Cosa rende speciale il vino vallesano
Qui è la patria dell'aristocrazia dei vitigni autoctoni svizzeri. La Petite Arvine produce bianchi freschi e salini con note di pompelmo e mandorla amara, un vitigno che non cresce praticamente da nessun'altra parte. Il Cornalin dà rossi profondi con frutti di bosco selvatici che prosperano solo nel calore vallesano. L'Humagne Rouge è rustico e tannico, l'Amigne oscilla tra dolce e secco, e a Visperterminen (1'150 metri) l'Heida matura nei vigneti più alti d'Europa. Non troverete questi vini fuori dalla Svizzera. Il 98% del vino svizzero viene consumato internamente.

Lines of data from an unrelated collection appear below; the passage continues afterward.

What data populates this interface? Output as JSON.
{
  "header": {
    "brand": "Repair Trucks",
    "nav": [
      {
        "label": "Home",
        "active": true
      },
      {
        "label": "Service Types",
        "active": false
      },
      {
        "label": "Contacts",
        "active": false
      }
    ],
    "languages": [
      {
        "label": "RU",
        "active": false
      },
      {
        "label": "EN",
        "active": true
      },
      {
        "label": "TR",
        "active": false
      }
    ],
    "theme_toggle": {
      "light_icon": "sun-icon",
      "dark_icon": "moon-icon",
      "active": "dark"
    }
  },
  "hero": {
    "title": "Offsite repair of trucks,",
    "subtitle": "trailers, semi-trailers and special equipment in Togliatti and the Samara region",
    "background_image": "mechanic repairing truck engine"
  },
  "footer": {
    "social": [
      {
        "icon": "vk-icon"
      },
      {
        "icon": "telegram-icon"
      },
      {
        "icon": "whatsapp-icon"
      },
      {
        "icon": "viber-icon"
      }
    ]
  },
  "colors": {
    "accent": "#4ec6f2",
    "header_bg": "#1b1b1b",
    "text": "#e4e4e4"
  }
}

Villaggi vinicoli principali
Salgesch è il cuore del vino rosso, con oltre 40 produttori in un solo villaggio. Sion (il capoluogo cantonale) ancora la valle centrale. Fully e Chamoson sono noti per la Petite Arvine e il Johannisberg. Sierre segna il confine linguistico. Visperterminen, a 1'150 metri, produce i vini d'altitudine più elevati d'Europa.
Il Chemin du Vignoble vallesano
Il Chemin du Vignoble si estende per 65 chilometri da Martigny a Leuk attraverso il cuore del paesaggio viticolo. Prevedete 4 giorni per l'intero percorso, oppure scegliete il tratto Salgesch–Sierre per la maggiore concentrazione di cantine in una sola giornata.
Cantine Aperte 2026
14–16 maggio (fine settimana dell'Ascensione). Circa 230 cantine aprono le porte per la 20a edizione anniversario, il più grande evento vinicolo vallesano dell'anno.